Une marée humaine a tangué de joie dimanche à la rupture du jeûne du militant anticorruption Anna Hazare, considérant que sa victoire sur le pouvoir, qui a accepté de prendre en compte ses demandes, était celle de tout un peuple redevenu «fier» d'être indien.

Des dizaines de milliers de personnes ont afflué, à pied, à moto, en rickshaw ou en taxi vers une esplanade du centre de New Delhi, pour assister à un moment «historique», sous le regard passif de forces de police débordées.

Sous une chaleur moite de fin de mousson, les partisans en sueur arboraient des drapeaux indiens et s'étaient coiffés d'une calotte blanche, la même que portait Gandhi et remise au goût du jour par Anna Hazare, fervent admirateur du héros de l'indépendance.

«C'est un jour historique pour le pays. Le gouvernement a complètement échoué. Maintenant, il va devoir rendre des comptes au peuple», assurait un militant de 36 ans qui n'a donné que son prénom, Paresh. «Hazare représente l'homme de la rue. Sa victoire est notre victoire».

Les partisans se targuaient aussi d'avoir fait plier l'État sans violence.

«Nous ne sommes pas à Londres! Ici, rien n'a été cassé. C'est une révolution qui s'est déroulée pacifiquement», soulignait Rahul Karan, un ingénieur en informatique de 31 ans, faisant allusion aux récentes émeutes dans la capitale britannique.

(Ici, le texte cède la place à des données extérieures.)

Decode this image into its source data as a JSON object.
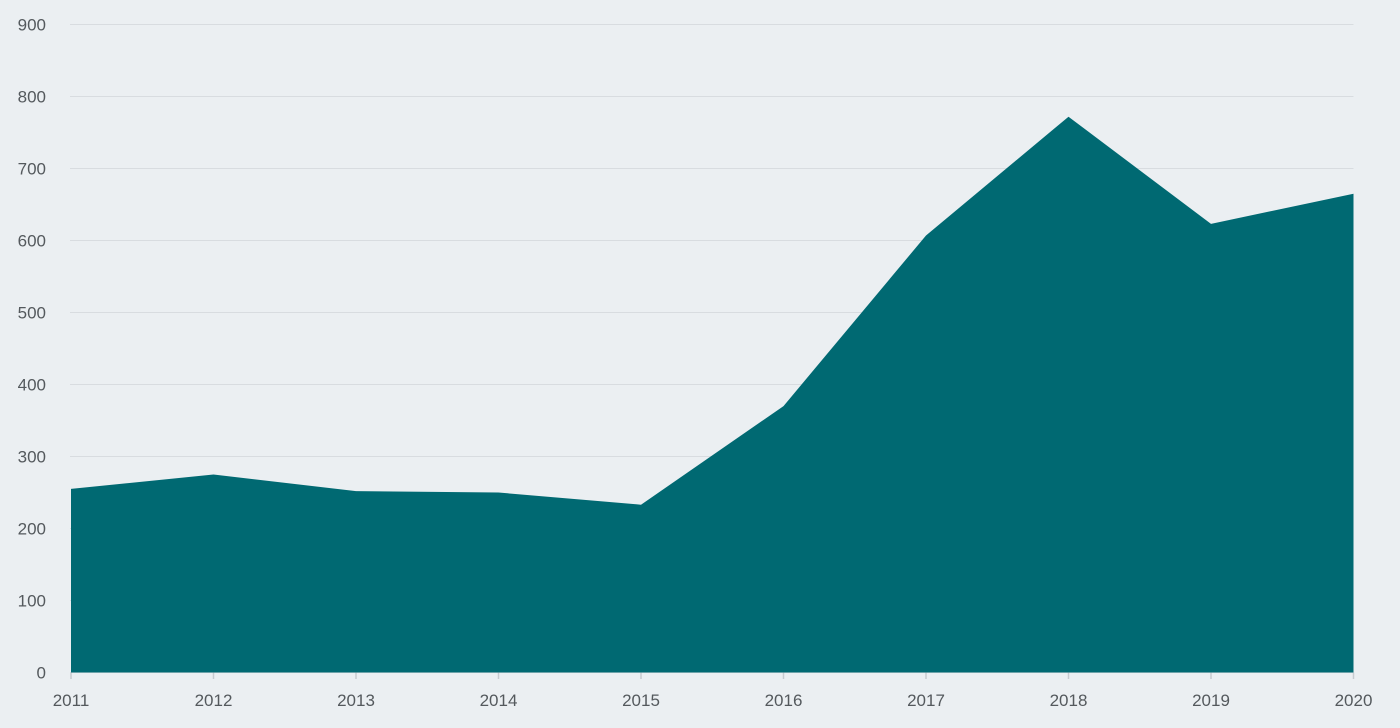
{
  "chart_data": {
    "type": "area",
    "title": "",
    "xlabel": "",
    "ylabel": "",
    "x": [
      2011,
      2012,
      2013,
      2014,
      2015,
      2016,
      2017,
      2018,
      2019,
      2020
    ],
    "series": [
      {
        "name": "value",
        "values": [
          255,
          275,
          252,
          250,
          233,
          370,
          607,
          772,
          623,
          665
        ]
      }
    ],
    "ylim": [
      0,
      900
    ],
    "y_ticks": [
      0,
      100,
      200,
      300,
      400,
      500,
      600,
      700,
      800,
      900
    ],
    "grid": true,
    "legend": "none",
    "colors": {
      "area_fill": "#006972",
      "background": "#ebeff2",
      "grid_line": "#d8dce0",
      "tick_mark": "#c6cbd0",
      "axis_label": "#54595d"
    }
  }
}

Puis la voix d'Anna Hazare a retenti et la foule a retenu son souffle, avant de reprendre à l'unisson son slogan, comme un mantra religieux.

«Je jure que je ne recevrai jamais de pots-de-vin!», scandent les manifestants, levant les bras au-dessus de leur tête dans un signe de renoncement total.

«Tant de gens sont venus de tout le pays pour le soutenir, avec leur propre argent, alors que les partis politiques paient les foules pour s'assurer qu'il y aura du monde à leurs rassemblements», ironisait R.S. Mangat, consultant technique dans l'industrie papetière.

«Aujourd'hui, nous sommes fiers d'être indiens. On a réussi sans aucune violence. Vive notre mère l'Inde», s'enthousiasmait cet homme de 68 ans.

Devant des dizaines de caméras de télévision, Anna Hazare a interrompu son jeûne en buvant quelques gorgées de lait de noix et de miel.

«Nous avons montré au monde comment mener une agitation pacifique. Le Parlement a dû s'incliner devant le pouvoir du peuple, mais notre lutte ne s'arrête pas là. Nous voulons changer le pays, mais dans le cadre de la Constitution», a-t-il lancé.

La veille, le militant avait accepté de cesser sa grève de la faim après avoir arraché des concessions aux parlementaires.

Sa campagne contre la corruption, dont le foudroyant succès populaire a ébranlé le gouvernement, s'était cristallisée sur un projet de loi visant à créer un poste de médiateur de la République devant surveiller les hommes politiques et les bureaucrates.

Anna Hazare exigeait le retrait du texte et l'adoption d'une version plus radicale. Il avait entamé pour cela une grève de la faim le 16 août.

Samedi, le ministre des Finances, Pranab Mukherjee, a indiqué que les parlementaires avaient accepté le principe des propositions d'Anna Hazare.

Il s'agit de la création d'un médiateur de la République dans chacun des 29 États de l'Union indienne, de la rédaction d'une «charte du citoyen» expliquant les droits du peuple et de l'extension des pouvoirs du médiateur à tous les fonctionnaires du gouvernement.

Le ministre de la Justice Salman Khurshid a félicité dimanche Anna Hazare pour son action «réussie et pacifique», ajoutant que «la société civile devrait jouer un rôle important dans le système politique du pays». «Ce mouvement a été exemplaire», a-t-il conclu.

La tactique du militant a toutefois également fait l'objet de virulentes critiques.

«L'homme qui est devenu le héros de la classe moyenne indienne est sur le plan idéologique un quasi-marxiste dans sa haine des riches et un quasi-anarchiste dans son mépris de la démocratie», écrivait ainsi un éditorialiste du quotidien Sunday Express.